Wir haben aber diejenigen im Fokus, die sich der freien Preiswahl aus schlichter Untätigkeit entziehen - also die tl;dr-Fraktion, die keinen Blick auf uberspace.de/prices geworfen hat, wo wir unser Modell und auch unsere Kosten beschreiben. Dort kommunizieren wir immer schon, dass wir uns einen monatlichen Preis von 5-10 Euro wünschen. Mit unserem künftigen Default-Preis von 5 Euro bleiben wir also am unteren Rand unserer immer schon kommunizierten Preisempfehlung. Damit dies insbesondere für User, die sich ggf. auch schon mehrere Uberspaces geklickt haben, keine böse Überraschung wird, wird die neue Default-Preis-Einstellung ganz explizit nach der Registrierung angezeigt. Sie soll zusätzlich motivieren, sich mit unserem Preismodell vertraut zu machen.

Ebenfalls keinen Hehl machen wir daraus, dass wir uns von diesem Vorschlag einen gewissen psychologischen Effekt versprechen. Nicht zuletzt aus vielen Supportanfragen, die sich um den Themenkreis “Was soll ich denn zahlen?” drehen, war zu entnehmen, dass viele User den symbolischen Mindest-Euro sozusagen als Einkaufskostenpreis ansehen und in deren Vorstellung jeder Euro, den sie mehr zahlen, bei uns direkt die goldene Glocke erklingen lässt, auch wenn wir an verschiedenen Stellen inzwischen deutlicher als früher kommunizieren, dass es sich beim Mindest-Euro um einen querfinanzierten und nicht kostendeckenden Preis handelt und es bei einem Preis unter 5 Euro schwer wird, unsere Kosten zu decken.
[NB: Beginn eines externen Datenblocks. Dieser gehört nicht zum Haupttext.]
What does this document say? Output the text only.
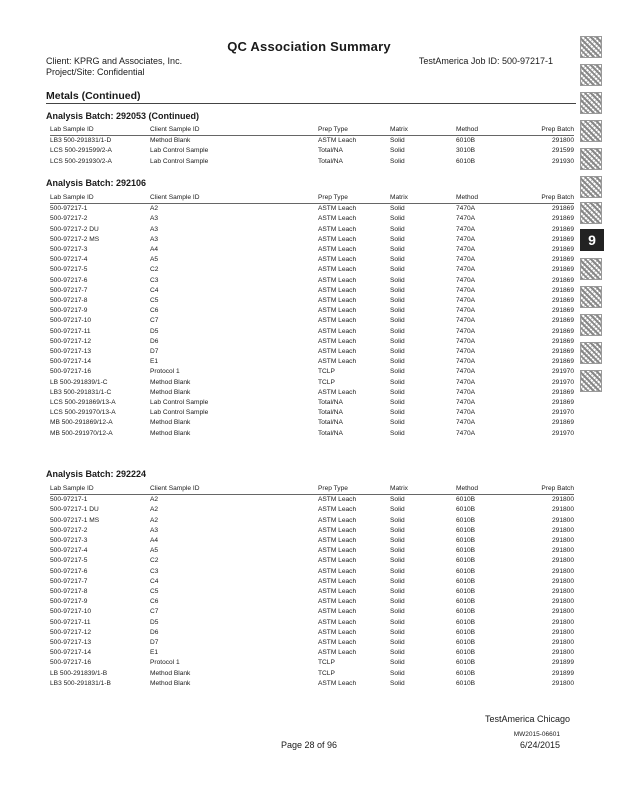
QC Association Summary
Client: KPRG and Associates, Inc.
Project/Site: Confidential
TestAmerica Job ID: 500-97217-1
Metals (Continued)
Analysis Batch: 292053 (Continued)
Lab Sample ID	Client Sample ID	Prep Type	Matrix	Method	Prep Batch
LB3 500-291831/1-D	Method Blank	ASTM Leach	Solid	6010B	291800
LCS 500-291599/2-A	Lab Control Sample	Total/NA	Solid	3010B	291599
LCS 500-291930/2-A	Lab Control Sample	Total/NA	Solid	6010B	291930
Analysis Batch: 292106
Lab Sample ID	Client Sample ID	Prep Type	Matrix	Method	Prep Batch
500-97217-1	A2	ASTM Leach	Solid	7470A	291869
500-97217-2	A3	ASTM Leach	Solid	7470A	291869
500-97217-2 DU	A3	ASTM Leach	Solid	7470A	291869
500-97217-2 MS	A3	ASTM Leach	Solid	7470A	291869
500-97217-3	A4	ASTM Leach	Solid	7470A	291869
500-97217-4	A5	ASTM Leach	Solid	7470A	291869
500-97217-5	C2	ASTM Leach	Solid	7470A	291869
500-97217-6	C3	ASTM Leach	Solid	7470A	291869
500-97217-7	C4	ASTM Leach	Solid	7470A	291869
500-97217-8	C5	ASTM Leach	Solid	7470A	291869
500-97217-9	C6	ASTM Leach	Solid	7470A	291869
500-97217-10	C7	ASTM Leach	Solid	7470A	291869
500-97217-11	D5	ASTM Leach	Solid	7470A	291869
500-97217-12	D6	ASTM Leach	Solid	7470A	291869
500-97217-13	D7	ASTM Leach	Solid	7470A	291869
500-97217-14	E1	ASTM Leach	Solid	7470A	291869
500-97217-16	Protocol 1	TCLP	Solid	7470A	291970
LB 500-291839/1-C	Method Blank	TCLP	Solid	7470A	291970
LB3 500-291831/1-C	Method Blank	ASTM Leach	Solid	7470A	291869
LCS 500-291869/13-A	Lab Control Sample	Total/NA	Solid	7470A	291869
LCS 500-291970/13-A	Lab Control Sample	Total/NA	Solid	7470A	291970
MB 500-291869/12-A	Method Blank	Total/NA	Solid	7470A	291869
MB 500-291970/12-A	Method Blank	Total/NA	Solid	7470A	291970
Analysis Batch: 292224
Lab Sample ID	Client Sample ID	Prep Type	Matrix	Method	Prep Batch
500-97217-1	A2	ASTM Leach	Solid	6010B	291800
500-97217-1 DU	A2	ASTM Leach	Solid	6010B	291800
500-97217-1 MS	A2	ASTM Leach	Solid	6010B	291800
500-97217-2	A3	ASTM Leach	Solid	6010B	291800
500-97217-3	A4	ASTM Leach	Solid	6010B	291800
500-97217-4	A5	ASTM Leach	Solid	6010B	291800
500-97217-5	C2	ASTM Leach	Solid	6010B	291800
500-97217-6	C3	ASTM Leach	Solid	6010B	291800
500-97217-7	C4	ASTM Leach	Solid	6010B	291800
500-97217-8	C5	ASTM Leach	Solid	6010B	291800
500-97217-9	C6	ASTM Leach	Solid	6010B	291800
500-97217-10	C7	ASTM Leach	Solid	6010B	291800
500-97217-11	D5	ASTM Leach	Solid	6010B	291800
500-97217-12	D6	ASTM Leach	Solid	6010B	291800
500-97217-13	D7	ASTM Leach	Solid	6010B	291800
500-97217-14	E1	ASTM Leach	Solid	6010B	291800
500-97217-16	Protocol 1	TCLP	Solid	6010B	291899
LB 500-291839/1-B	Method Blank	TCLP	Solid	6010B	291899
LB3 500-291831/1-B	Method Blank	ASTM Leach	Solid	6010B	291800
TestAmerica Chicago
MW2015-06601
Page 28 of 96	6/24/2015
9
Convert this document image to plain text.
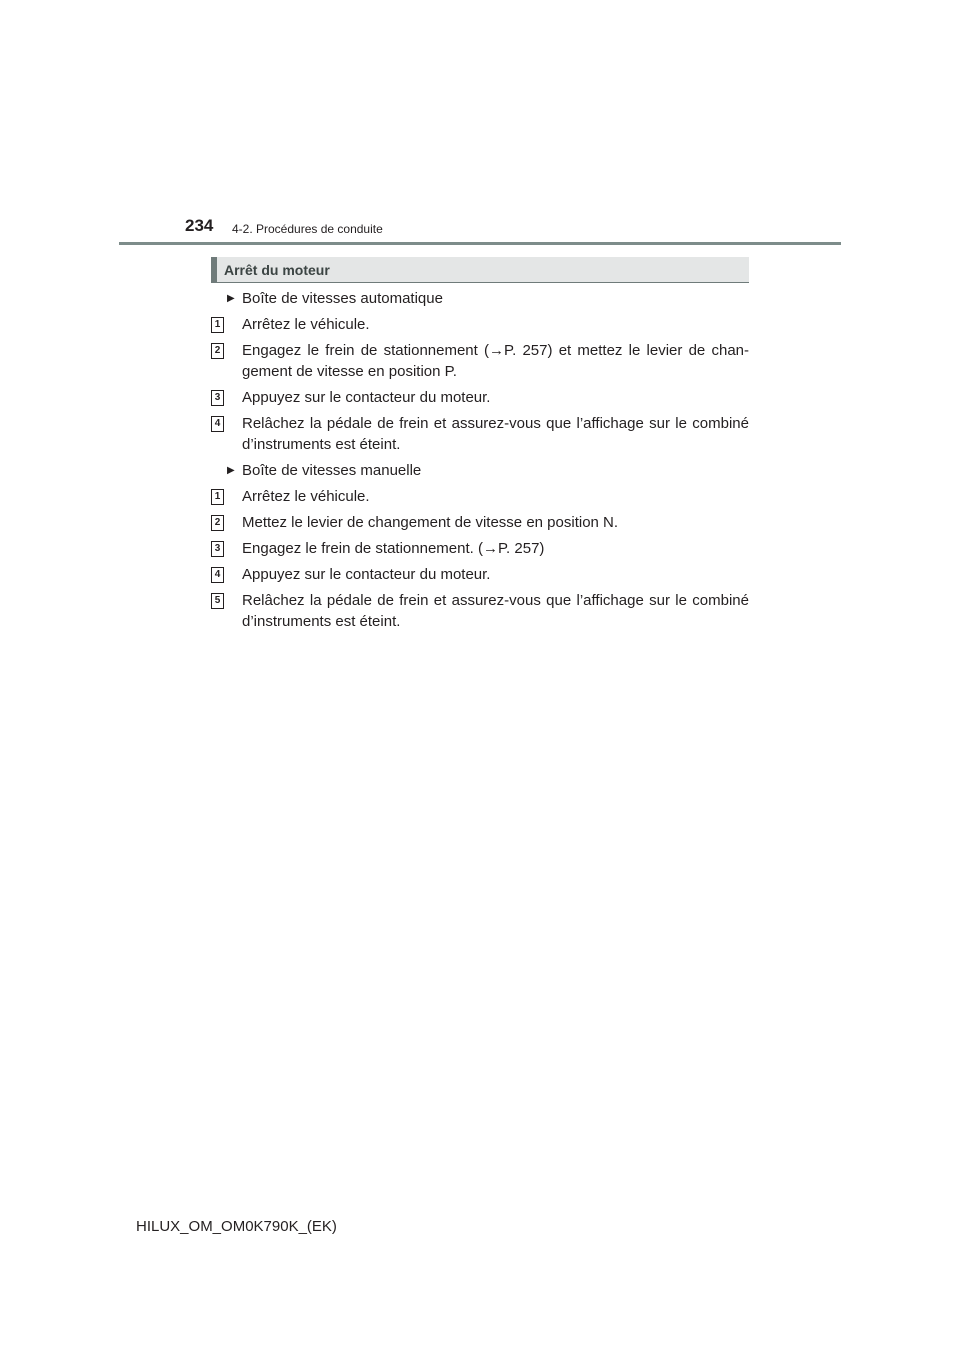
234 4-2. Procédures de conduite
Arrêt du moteur
▶ Boîte de vitesses automatique
1 Arrêtez le véhicule.
2 Engagez le frein de stationnement (→P. 257) et mettez le levier de chan-gement de vitesse en position P.
3 Appuyez sur le contacteur du moteur.
4 Relâchez la pédale de frein et assurez-vous que l’affichage sur le combiné d’instruments est éteint.
▶ Boîte de vitesses manuelle
1 Arrêtez le véhicule.
2 Mettez le levier de changement de vitesse en position N.
3 Engagez le frein de stationnement. (→P. 257)
4 Appuyez sur le contacteur du moteur.
5 Relâchez la pédale de frein et assurez-vous que l’affichage sur le combiné d’instruments est éteint.
HILUX_OM_OM0K790K_(EK)
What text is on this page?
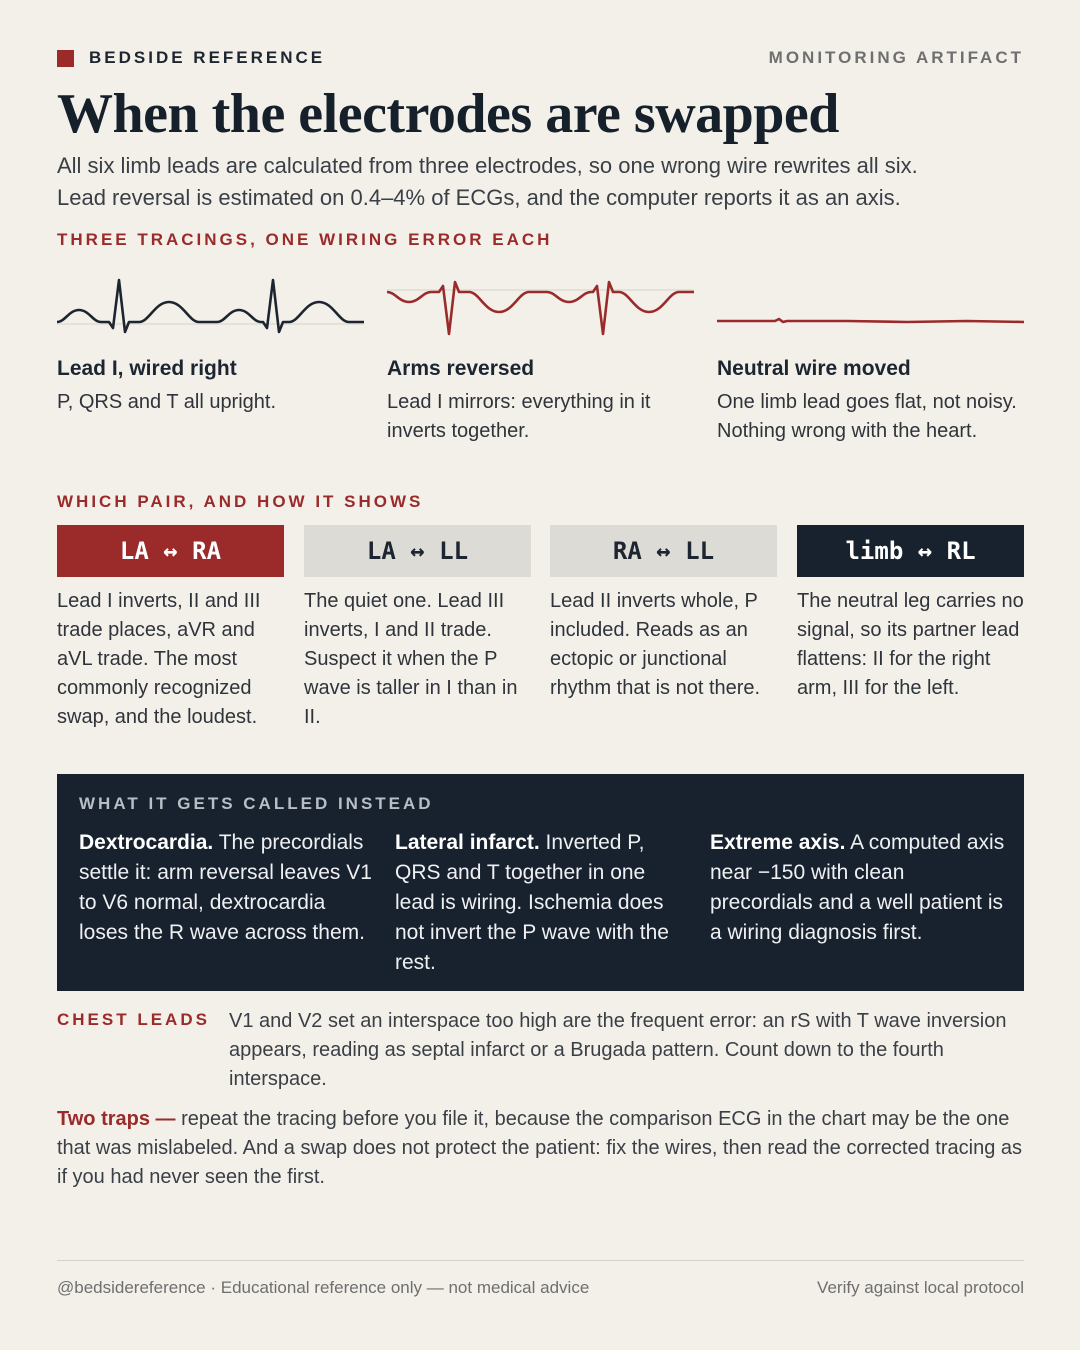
BEDSIDE REFERENCE	MONITORING ARTIFACT
When the electrodes are swapped

All six limb leads are calculated from three electrodes, so one wrong wire rewrites all six.

Lead reversal is estimated on 0.4–4% of ECGs, and the computer reports it as an axis.

THREE TRACINGS, ONE WIRING ERROR EACH
Lead I, wired right
P, QRS and T all upright.
Arms reversed
Lead I mirrors: everything in it inverts together.
Neutral wire moved
One limb lead goes flat, not noisy. Nothing wrong with the heart.
WHICH PAIR, AND HOW IT SHOWS
LA ↔ RA
Lead I inverts, II and III trade places, aVR and aVL trade. The most commonly recognized swap, and the loudest.
LA ↔ LL
The quiet one. Lead III inverts, I and II trade. Suspect it when the P wave is taller in I than in II.
RA ↔ LL
Lead II inverts whole, P included. Reads as an ectopic or junctional rhythm that is not there.
limb ↔ RL
The neutral leg carries no signal, so its partner lead flattens: II for the right arm, III for the left.
WHAT IT GETS CALLED INSTEAD
Dextrocardia. The precordials settle it: arm reversal leaves V1 to V6 normal, dextrocardia loses the R wave across them.
Lateral infarct. Inverted P, QRS and T together in one lead is wiring. Ischemia does not invert the P wave with the rest.
Extreme axis. A computed axis near −150 with clean precordials and a well patient is a wiring diagnosis first.
CHEST LEADS V1 and V2 set an interspace too high are the frequent error: an rS with T wave inversion appears, reading as septal infarct or a Brugada pattern. Count down to the fourth interspace.
Two traps — repeat the tracing before you file it, because the comparison ECG in the chart may be the one that was mislabeled. And a swap does not protect the patient: fix the wires, then read the corrected tracing as if you had never seen the first.
@bedsidereference · Educational reference only — not medical advice	Verify against local protocol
Unser Gedanke ist, dass es User, die einen bereits vorgeschlagenen mittleren Preis aktiv reduzieren müssen, deutlicher spüren lässt, dass sie sich damit in einen Bereich begeben, der unsere Kosten möglicherweise nicht mehr deckt und sie damit für sich in Anspruch nehmen, ihren Account von anderen Usern querfinanzieren zu lassen - statt umgekehrt einen User, der im bisherigen Dashboard initiativ z.B. 3 Euro einstellt, mit dem Gefühl zu belohnen “Ich habe sogar den dreifachen Mindestpreis eingestellt, also muss da jetzt richtig die Kasse klingeln”, obwohl er damit gerade erst so langsam in den Bereich kommt, bei dem wir zumindest nichts mehr drauflegen.

Natürlich ist das Preisthema ein heißes Eisen, und der Preisvorschlag von 5 Euro in erster Linie ein Experiment, von dem wir möglicherweise auch wieder abkehren, wenn wir den Eindruck haben, dass es User zu sehr “in den falschen Hals kriegen”. Wir möchten auch klarstellen, dass das Motiv für die Einführung keineswegs bedeutet, dass es uns finanziell schlecht ginge und wir deshalb nochmal an den Portemonnaies unserer User rütteln wollen. Uberspace.de steht in keiner Weise auf der Kippe! Ein wesentlicher Aspekt des freien Preismodells ist aber eben, dass sich User für einen Preis entscheiden, der wie bisher auch über oder unter unserer Empfehlung liegen kann, und wir möchten, dass User, die aus welchen Gründen auch immer diese Entscheidung nicht treffen, dann zumindest einen mittleren Preis zahlen, der unser Modell schlicht mitträgt - nicht zuletzt auch aus Gründen der Fairness gegenüber den Usern, die von sich aus einen noch höheren Preis bezahlen und damit ja eben gerade auch finanziell schlechter gestellte User mitfinanzieren wollen und nicht unbedingt die, die einfach nicht dazu kommen oder vergessen, einen Preis zu wählen.